The Data-sparse Renaissance in Numerical Linear Algebra
A traditional goal of algorithmic optimality, squeezing out operations, has been superseded because of evolution in architecture. Algorithms must now squeeze memory, data transfers, and synchronizations, while extra operations on locally cached data cost relatively little time or energy. Hierarchically low-rank matrices realize a rarely achieved combination of optimal storage complexity and high-computational intensity in approximating a wide class of formally dense operators that arise in exascale applications.
Overview
Abstract
A traditional goal of algorithmic optimality, squeezing out operations, has been superseded because of evolution in architecture. Algorithms must now squeeze memory, data transfers, and synchronizations, while extra operations on locally cached data cost relatively little time or energy. Hierarchically low-rank matrices realize a rarely achieved combination of optimal storage complexity and high-computational intensity in approximating a wide class of formally dense operators that arise in exascale applications. They may be regarded as algebraic generalizations of the fast multipole method. Methods based on hierarchical tree-based data structures and their simpler cousins, tile low-rank matrices, are well suited for early exascale architectures, which are provisioned for high processing power relative to memory capacity and memory bandwidth. These data-sparse algorithms are ushering in a renaissance of numerical linear algebra. Modules of a KAUST-developed software toolkit, Hierarchical Computations on Manycore Architectures (HiCMA) illustrate these features on several applications. Early modules of this open-source project are distributed in software libraries of major computer vendors. A recent addition, H2Opus, from the KAUST PhD thesis of Wajih Boukaram, extends H2 hierarchical matrix operations to distributed memory and GPUs. The seminar will be prefaced by a brief introduction to current students and alumni of Keyes’ group at KAUST.
Brief Biography
David Keyes directs the Extreme Computing Research Center at KAUST, where he was founding Dean in 2009, and holds appointments in Applied Mathematics, Computer Science, and Mechanical Engineering.
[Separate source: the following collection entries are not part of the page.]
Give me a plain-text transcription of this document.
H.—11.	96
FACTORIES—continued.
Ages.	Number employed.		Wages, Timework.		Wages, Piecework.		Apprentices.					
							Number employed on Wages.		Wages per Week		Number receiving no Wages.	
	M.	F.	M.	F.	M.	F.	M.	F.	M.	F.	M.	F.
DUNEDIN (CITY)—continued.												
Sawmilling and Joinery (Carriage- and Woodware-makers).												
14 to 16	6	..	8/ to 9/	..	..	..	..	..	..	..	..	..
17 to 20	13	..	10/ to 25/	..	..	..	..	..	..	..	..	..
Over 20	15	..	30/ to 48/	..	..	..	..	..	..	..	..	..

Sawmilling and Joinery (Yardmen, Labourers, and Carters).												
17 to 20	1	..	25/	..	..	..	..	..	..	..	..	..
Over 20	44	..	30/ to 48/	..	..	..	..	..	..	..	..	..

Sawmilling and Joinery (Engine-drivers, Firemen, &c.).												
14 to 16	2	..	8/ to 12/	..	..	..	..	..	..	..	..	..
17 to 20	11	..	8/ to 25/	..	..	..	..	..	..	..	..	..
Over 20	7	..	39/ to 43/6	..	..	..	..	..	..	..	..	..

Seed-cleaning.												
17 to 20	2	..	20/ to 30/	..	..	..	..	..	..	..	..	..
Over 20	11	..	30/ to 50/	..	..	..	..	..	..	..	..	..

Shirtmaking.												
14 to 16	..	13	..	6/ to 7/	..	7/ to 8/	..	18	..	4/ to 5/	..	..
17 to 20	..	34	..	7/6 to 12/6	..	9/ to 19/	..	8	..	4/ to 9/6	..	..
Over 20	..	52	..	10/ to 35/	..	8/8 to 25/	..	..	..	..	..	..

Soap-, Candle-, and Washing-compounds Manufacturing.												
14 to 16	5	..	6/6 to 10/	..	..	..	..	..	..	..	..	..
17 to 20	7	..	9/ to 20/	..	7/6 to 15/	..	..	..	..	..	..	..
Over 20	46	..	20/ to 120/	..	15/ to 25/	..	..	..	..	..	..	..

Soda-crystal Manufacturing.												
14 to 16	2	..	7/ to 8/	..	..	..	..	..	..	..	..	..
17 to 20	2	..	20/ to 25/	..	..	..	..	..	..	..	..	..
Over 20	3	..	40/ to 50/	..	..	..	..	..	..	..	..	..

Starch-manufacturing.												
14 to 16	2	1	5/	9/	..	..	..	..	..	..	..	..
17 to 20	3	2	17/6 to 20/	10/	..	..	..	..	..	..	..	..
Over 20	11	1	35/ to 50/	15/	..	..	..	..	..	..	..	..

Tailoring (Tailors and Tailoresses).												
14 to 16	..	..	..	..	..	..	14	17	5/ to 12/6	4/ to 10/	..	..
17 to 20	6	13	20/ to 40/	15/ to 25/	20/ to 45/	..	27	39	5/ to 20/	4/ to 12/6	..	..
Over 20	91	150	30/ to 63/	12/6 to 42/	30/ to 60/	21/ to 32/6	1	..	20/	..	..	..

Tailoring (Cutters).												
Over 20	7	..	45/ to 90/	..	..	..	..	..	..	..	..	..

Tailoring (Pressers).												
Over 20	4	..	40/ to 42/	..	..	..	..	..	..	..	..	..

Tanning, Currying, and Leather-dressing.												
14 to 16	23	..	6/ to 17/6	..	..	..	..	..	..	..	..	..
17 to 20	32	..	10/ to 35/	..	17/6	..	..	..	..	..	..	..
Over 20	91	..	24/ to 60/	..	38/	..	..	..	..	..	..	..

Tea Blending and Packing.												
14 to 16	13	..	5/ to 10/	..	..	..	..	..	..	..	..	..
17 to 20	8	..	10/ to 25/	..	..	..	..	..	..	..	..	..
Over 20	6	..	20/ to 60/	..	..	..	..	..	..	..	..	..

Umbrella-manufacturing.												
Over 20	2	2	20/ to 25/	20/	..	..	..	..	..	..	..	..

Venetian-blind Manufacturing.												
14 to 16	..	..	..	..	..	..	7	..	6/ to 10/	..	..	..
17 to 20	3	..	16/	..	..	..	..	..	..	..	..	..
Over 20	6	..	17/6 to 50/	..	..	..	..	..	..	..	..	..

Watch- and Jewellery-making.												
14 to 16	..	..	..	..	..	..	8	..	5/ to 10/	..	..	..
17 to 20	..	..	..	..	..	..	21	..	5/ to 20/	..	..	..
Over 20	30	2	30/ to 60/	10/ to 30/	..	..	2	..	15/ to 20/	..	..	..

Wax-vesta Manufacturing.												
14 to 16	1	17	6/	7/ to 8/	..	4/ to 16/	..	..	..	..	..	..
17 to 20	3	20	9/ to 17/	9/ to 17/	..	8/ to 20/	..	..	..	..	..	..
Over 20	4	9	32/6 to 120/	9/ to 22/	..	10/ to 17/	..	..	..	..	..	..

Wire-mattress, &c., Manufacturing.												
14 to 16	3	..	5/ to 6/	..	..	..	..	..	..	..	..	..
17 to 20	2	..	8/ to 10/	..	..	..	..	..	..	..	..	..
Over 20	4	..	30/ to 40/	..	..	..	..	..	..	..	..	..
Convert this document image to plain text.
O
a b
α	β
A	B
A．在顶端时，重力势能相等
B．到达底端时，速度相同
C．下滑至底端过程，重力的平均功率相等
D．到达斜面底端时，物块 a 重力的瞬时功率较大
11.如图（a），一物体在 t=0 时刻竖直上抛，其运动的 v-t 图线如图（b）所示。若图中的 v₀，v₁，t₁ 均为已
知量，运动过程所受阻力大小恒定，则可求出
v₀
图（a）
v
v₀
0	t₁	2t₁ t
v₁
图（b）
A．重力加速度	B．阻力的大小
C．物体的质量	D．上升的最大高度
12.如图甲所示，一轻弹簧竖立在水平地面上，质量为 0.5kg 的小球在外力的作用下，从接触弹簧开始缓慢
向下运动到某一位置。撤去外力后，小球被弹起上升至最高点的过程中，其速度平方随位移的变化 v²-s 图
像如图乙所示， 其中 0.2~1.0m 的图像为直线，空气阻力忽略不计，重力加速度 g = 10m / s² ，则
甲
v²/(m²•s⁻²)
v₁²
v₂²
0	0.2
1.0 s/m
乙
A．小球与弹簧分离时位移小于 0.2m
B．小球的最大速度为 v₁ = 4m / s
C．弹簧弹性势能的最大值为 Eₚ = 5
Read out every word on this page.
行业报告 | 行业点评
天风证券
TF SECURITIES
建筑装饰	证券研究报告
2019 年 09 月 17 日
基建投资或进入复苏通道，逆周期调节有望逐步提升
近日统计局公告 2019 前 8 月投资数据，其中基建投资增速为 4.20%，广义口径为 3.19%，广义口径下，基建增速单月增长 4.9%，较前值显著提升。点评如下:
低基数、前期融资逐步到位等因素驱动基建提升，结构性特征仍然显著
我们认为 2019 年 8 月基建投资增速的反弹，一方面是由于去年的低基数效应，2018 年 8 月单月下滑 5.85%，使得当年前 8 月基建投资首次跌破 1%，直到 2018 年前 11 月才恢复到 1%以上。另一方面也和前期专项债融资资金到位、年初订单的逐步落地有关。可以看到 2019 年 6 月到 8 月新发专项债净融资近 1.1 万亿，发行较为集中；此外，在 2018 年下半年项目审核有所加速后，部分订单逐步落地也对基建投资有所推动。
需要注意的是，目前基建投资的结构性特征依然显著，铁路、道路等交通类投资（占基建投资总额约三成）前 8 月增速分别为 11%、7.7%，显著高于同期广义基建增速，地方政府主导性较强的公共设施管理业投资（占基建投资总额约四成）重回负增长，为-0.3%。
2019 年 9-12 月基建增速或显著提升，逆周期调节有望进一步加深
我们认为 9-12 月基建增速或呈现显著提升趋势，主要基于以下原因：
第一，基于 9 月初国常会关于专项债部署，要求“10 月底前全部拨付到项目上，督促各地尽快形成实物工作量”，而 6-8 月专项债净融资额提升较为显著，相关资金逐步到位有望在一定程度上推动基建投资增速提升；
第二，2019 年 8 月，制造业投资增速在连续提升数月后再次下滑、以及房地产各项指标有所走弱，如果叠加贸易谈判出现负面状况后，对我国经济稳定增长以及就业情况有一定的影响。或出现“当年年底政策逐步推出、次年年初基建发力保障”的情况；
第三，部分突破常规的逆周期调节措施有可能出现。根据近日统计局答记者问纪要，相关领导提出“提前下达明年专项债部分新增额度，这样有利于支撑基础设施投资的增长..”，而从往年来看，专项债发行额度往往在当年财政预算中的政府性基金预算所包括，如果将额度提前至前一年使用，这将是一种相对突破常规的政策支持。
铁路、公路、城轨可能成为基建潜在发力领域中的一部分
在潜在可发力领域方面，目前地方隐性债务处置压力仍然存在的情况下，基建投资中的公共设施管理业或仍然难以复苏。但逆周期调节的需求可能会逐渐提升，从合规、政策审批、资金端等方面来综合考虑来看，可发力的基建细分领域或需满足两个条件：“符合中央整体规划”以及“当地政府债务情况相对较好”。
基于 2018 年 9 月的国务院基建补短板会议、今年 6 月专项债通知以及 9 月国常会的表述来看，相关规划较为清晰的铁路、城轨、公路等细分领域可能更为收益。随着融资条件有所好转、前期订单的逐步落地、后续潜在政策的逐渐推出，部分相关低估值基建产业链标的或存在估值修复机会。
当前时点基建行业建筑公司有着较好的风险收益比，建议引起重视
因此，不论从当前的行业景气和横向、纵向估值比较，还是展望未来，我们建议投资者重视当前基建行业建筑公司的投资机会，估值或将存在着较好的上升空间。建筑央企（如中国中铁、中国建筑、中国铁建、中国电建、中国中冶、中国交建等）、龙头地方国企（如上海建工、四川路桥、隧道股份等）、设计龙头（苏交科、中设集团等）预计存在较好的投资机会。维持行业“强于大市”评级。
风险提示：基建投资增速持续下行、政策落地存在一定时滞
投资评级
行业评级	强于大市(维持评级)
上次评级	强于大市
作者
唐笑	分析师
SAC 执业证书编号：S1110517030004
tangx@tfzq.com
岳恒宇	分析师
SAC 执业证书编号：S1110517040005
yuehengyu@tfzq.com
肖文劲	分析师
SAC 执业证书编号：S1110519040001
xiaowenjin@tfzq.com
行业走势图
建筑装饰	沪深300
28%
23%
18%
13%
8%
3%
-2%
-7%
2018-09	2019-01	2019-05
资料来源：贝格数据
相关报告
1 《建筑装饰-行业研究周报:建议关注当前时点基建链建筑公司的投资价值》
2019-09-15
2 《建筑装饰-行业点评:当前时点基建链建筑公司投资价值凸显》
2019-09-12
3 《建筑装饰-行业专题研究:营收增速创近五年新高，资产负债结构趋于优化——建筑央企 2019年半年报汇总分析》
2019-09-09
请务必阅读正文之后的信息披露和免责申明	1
He works at the interface between parallel computing and partial differential equations and statistics, with a current focus on exploiting data sparsity. Keyes led scalable solver projects in the SciDAC and ASCI programs of the US DoE, directed university collaboration programs for US DoE and NASA institutes, and taught at Columbia, Old Dominion, and Yale. He is a Fellow of SIAM, AMS, and AAAS. He has been awarded the ACM Gordon Bell Prize, the IEEE Sidney Fernbach Award, and the SIAM Prize for Distinguished Service to the Profession. He earned a B.S.E. in Aerospace and Mechanical Sciences from Princeton and a Ph.D. in Applied Mathematics from Harvard.